Thursday, August 03, 2006

TGI...

There's a TGIFriday's where my noodle shop used to be.

Ten years ago I lived in Tianjin, a city of 12 million about a two-hour train ride from Beijing, where I spent a year teaching English at Nankai University. When I returned earlier this year I didn't realize I was outside of campus until the cab stopped. A tastefully designed brick gate had replaced the dilapidated Chinese gate that once stood there. The narrow, tree-lined street clogged with ox-carts, pigs, and bicycles is now a broad, treeless avenue with a fast flowing traffic of cars and taxis. The canal outside the gate, once a gag and retch inducing toxic sludge, now shows signs of life and has lost familiar aroma. The warren of alleys where we bought produce and ate noodles and dumplings has been razed and replaced with apartment blocks, hotels. Where vendors once sold live chickens, and charged a little extra to kill and pluck, TGIFriday's now sells Buffalo wings.


Outside my old apartment at Nankai University. Aparently it doesn't take much to qualify as a Higher Intellectual.


From Tianin we used to go to Beijing at least once a month in search of cheese. The Beijing Friendship Store was the only place we could get it. Again, didn't realize I was anywhere near the Friendship Store until I was on its doorstep. The street it sits on was once lined with traditional houses and was near the beginnings of a large and lively street market. The houses are gone, replaced with upscale apartments and slick shopping malls.

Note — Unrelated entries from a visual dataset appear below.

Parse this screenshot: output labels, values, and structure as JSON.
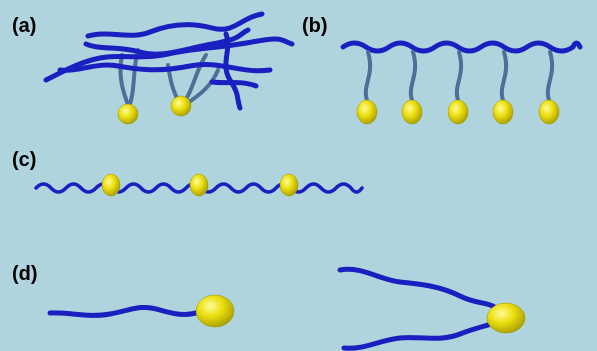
{
  "panels": [
    {
      "label": "(a)"
    },
    {
      "label": "(b)"
    },
    {
      "label": "(c)"
    },
    {
      "label": "(d)"
    }
  ]
}
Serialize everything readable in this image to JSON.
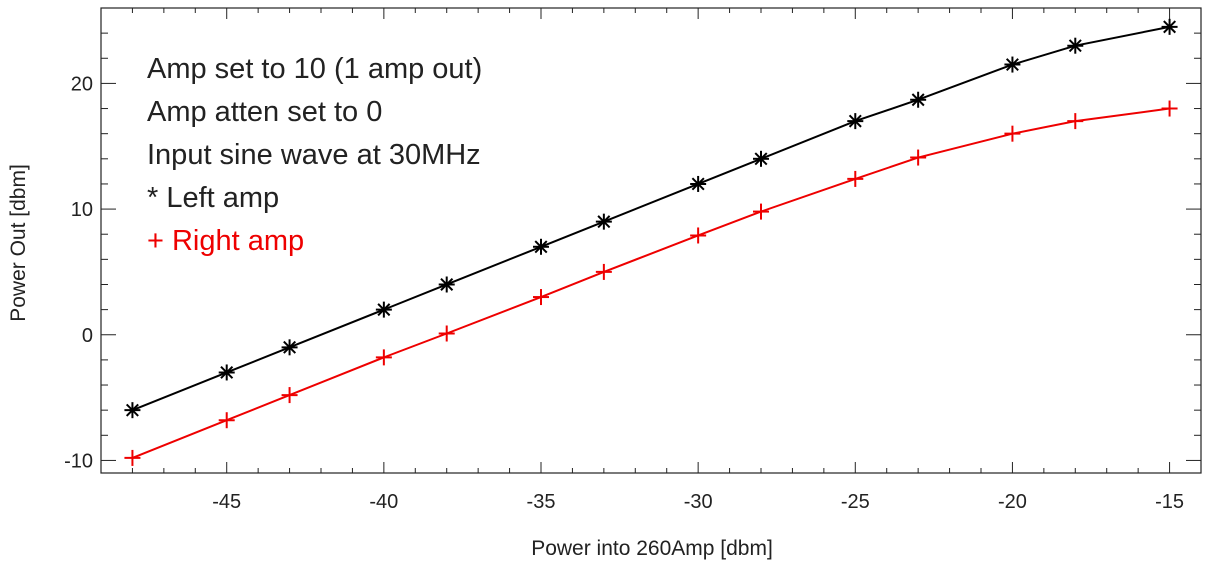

The street market has been forced indoors.

Beijing, like Shanghai, is one of China's "Shocase Cities." This is where China shows the world that it has come a long way, baby. The city is going through a forced modernization in preparation for the 2008 Olympics. The old "hutong," narrow alleyways of mud-brick houses and noodle shops that once housed nearly all Beijingers, are being mowed down to make way for modern apartments, malls and offices. The "chai" (condemned) character marks much of the city for demolition.

The remaining hutong preserve a solitude not found elsewhere in the city. Traditional life in Beijing revolved around distinctions between "inner" and "outer." Walking through the old alleys one can sense activity everywhere, but it all happens behind the walls, in the courtyards, away from the prying eyes of those outside.



"Chai" This boutique and the rest of the shops on the block will be demolished to make way for modernity.










Vanishing Beijing: Quiet alleys, airing out shoes, shaving noodles from a loaf of dough, sacked-out delivery man.